Münchens schönster Speicherchip

Die Null ist eine Sau. Die 33 ist ihre Mama. Und der Karo-König ist Michael Schumacher. Mit Hilfe von solchen Verbindungen gewann die Politikstudentin Christiane Stenger fünfmal die WM der Superhirne.
MÜNCHEN Christiane Stenger (20) sieht die Welt etwas anders als die meisten Menschen. Die Münchnerin merkt sich Zahlen, Ziffern, Karten oder Listen mit Hilfe von Früchten, Figuren oder Tieren. Mit den Methoden des Münchner Gedächtnis-Trainers Gunther Karsten ist die Politikstudentin in der Lage, 1500 Ziffern in der Stunde abzuspeichern, manchmal noch viel mehr. In nur einer Minute prägt sie sich 52 Spielkarten ein – ein ganzer Stapel.
Fünffache Weltmeisterin
Christiane Stenger ist nicht nur ein zierliches Mädchen mit langen Haaren, einem Freund und einem Studentenleben. Sie ist ein weiblicher Speicherchip.
Mit der Kraft ihres Gehirns gewann sie fünfmal hintereinander die Juniorengedächtnis-Weltmeisterschaft. Jetzt bringt sie ihr drittes Buch und bald auch ein Parfum heraus. In Seminaren und Kursen zeigt sie Erwachsenen und Kindern seit Jahren, wie man sich besser an Dinge erinnert.
Eine ihrer Methoden geht so: „Ich stelle mir zum Beispiel mein Bad vor. Ich laufe durch und markiere Wegpunkte, wie die Wanne und die Dusche. Daran hänge ich Ziffern oder Karten an.“ Geht Christiane in Gedanken noch einmal durch den Raum, steht alles an seinem Platz. Sie muss es nur noch abrufen.
"Mama" bedeutet 33
Mit dieser so genannten Routentechnik kann sie viele Informationen in kürzester Zeit speichern. Manchmal denkt sich Christiane auch verrückte Geschichte aus und speichert so mehrere Infos ins Langzeitgedächtnis. Dafür hat sie bestimmte Regeln festgelegt: Die Drei ist zum Beispiel immer ein M – „Mama“ bedeutet also 33. Und der Karo-König heißt Michael Schumacher. Das ist einfach so.

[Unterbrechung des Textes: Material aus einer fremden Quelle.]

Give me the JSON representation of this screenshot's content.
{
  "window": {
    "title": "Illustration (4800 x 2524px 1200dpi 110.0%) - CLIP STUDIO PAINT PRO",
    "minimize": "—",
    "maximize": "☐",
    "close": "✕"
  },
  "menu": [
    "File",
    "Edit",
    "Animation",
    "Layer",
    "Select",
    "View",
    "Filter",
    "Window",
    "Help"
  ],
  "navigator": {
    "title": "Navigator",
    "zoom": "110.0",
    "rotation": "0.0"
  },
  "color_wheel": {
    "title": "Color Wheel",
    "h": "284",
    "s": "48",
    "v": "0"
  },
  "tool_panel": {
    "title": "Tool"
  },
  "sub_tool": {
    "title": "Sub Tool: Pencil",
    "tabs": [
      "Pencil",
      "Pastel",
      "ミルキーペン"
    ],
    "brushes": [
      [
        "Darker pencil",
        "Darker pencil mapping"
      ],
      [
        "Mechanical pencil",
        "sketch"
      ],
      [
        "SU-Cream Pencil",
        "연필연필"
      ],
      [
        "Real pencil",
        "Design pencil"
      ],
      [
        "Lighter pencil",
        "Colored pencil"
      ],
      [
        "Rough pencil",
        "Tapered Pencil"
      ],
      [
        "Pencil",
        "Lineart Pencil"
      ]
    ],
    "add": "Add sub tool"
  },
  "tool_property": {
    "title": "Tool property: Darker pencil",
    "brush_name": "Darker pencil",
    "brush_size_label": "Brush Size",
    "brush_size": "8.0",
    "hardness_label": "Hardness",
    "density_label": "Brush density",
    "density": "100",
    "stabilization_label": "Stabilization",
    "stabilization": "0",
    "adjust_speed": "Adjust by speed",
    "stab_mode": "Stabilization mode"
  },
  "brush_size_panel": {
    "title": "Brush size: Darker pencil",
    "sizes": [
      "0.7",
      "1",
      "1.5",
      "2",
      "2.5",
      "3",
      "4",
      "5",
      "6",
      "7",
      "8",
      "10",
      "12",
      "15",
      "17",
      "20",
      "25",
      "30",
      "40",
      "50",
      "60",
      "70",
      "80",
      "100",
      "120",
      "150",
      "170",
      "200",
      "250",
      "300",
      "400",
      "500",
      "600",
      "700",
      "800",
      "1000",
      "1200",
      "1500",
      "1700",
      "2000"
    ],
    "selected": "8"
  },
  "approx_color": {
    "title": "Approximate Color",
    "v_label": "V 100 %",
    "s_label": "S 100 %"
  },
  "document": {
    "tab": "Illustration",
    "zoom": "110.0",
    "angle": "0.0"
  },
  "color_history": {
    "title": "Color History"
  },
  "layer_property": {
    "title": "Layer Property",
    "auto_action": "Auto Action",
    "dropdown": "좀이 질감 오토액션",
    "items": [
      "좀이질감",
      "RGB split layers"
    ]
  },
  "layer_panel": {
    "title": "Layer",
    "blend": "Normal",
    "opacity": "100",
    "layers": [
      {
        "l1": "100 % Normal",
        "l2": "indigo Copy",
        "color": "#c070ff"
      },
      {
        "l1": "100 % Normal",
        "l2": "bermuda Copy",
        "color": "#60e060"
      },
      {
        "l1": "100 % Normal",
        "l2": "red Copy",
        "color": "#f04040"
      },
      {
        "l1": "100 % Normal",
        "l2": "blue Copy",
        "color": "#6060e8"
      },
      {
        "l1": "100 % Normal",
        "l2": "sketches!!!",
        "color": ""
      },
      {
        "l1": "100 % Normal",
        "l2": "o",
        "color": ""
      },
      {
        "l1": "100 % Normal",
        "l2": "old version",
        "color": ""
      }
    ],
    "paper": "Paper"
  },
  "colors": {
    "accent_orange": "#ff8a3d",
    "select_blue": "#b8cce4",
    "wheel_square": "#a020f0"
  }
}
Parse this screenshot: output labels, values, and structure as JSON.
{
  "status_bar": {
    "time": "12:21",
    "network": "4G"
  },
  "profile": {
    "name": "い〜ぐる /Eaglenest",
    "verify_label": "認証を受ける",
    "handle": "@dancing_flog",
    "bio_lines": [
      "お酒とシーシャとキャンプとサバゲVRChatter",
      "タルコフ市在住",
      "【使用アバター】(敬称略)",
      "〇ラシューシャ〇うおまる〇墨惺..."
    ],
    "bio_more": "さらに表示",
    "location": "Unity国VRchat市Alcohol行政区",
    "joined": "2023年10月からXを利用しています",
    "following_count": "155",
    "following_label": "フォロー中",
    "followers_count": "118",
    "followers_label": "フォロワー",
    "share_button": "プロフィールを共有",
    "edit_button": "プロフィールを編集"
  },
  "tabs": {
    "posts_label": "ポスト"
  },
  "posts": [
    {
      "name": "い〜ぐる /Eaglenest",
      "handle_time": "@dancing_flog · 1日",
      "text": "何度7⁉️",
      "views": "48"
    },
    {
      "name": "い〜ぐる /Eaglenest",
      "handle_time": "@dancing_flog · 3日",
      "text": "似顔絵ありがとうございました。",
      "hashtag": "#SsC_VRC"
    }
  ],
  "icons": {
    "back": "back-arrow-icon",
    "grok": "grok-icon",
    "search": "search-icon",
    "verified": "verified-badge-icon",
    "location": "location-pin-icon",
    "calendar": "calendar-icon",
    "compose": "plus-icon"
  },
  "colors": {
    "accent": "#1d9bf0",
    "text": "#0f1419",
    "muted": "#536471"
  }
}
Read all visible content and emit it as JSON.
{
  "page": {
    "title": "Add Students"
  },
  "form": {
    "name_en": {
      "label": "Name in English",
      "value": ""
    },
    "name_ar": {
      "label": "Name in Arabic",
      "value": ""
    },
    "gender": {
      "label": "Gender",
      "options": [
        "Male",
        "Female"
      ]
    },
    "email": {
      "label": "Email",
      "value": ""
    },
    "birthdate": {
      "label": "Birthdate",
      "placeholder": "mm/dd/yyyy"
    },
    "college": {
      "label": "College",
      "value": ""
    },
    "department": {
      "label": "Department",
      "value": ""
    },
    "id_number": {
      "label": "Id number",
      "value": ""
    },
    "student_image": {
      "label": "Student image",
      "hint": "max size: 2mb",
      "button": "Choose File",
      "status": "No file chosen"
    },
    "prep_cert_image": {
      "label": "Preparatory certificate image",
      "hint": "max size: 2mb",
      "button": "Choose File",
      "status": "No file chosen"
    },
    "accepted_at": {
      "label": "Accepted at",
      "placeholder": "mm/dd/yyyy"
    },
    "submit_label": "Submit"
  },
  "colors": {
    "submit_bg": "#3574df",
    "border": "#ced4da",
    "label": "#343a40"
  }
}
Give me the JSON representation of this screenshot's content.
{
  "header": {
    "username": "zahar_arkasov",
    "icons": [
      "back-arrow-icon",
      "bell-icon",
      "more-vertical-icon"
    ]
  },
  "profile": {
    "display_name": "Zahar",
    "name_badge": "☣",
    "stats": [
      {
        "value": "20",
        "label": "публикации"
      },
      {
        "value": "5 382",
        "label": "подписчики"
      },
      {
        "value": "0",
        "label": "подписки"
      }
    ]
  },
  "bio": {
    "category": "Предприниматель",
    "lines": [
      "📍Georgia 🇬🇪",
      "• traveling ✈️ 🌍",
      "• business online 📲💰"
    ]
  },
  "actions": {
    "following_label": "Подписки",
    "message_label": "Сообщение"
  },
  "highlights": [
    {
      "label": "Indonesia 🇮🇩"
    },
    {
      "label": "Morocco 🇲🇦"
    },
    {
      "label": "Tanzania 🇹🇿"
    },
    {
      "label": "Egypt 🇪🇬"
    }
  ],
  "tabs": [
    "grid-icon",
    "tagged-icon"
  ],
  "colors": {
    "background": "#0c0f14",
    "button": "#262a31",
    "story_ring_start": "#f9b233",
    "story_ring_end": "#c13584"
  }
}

Theoretisch kann das jeder lernen – nur wird kaum einer so gut werden wie Christiane. Mit ihrem Intelligenz-Quotienten von 145 gehört sie zum intelligentesten Prozent der Menschheit.
Mit 16 das Abi
Das war lange eine Last: In der Grundschule war sie unterfordert, bekam schlechte Noten. Dann aber belegte sie einen Kurs bei Gunther Karsten und wechselte dann in ein Internat, das Karstens Gedächtnistechniken nutzt. Dort übersprang sie zwei Klassen und machte mit 16 Jahren Abitur.
Heute ist sie im neunten Semester. „Wird Zeit fürs Diplom“, sagt sie und seufzt. Manchmal sei sie etwas faul. Der Abschluss wird trotzdem kein Problem: Christiane lernt schneller und viel detaillierter und als ihre Kommilitonen.
Manche Dinge merkt sie sich aber nicht: Etwa wann sie ihre Titel holte (von 1999 bis 2003) oder wie ihr neues Buch heißt (steht noch nicht fest). Solche Sachen würde sich jeder merken. „Mich interessiert das nicht“, sagt Christiane. Sie sieht eben vieles etwas anders.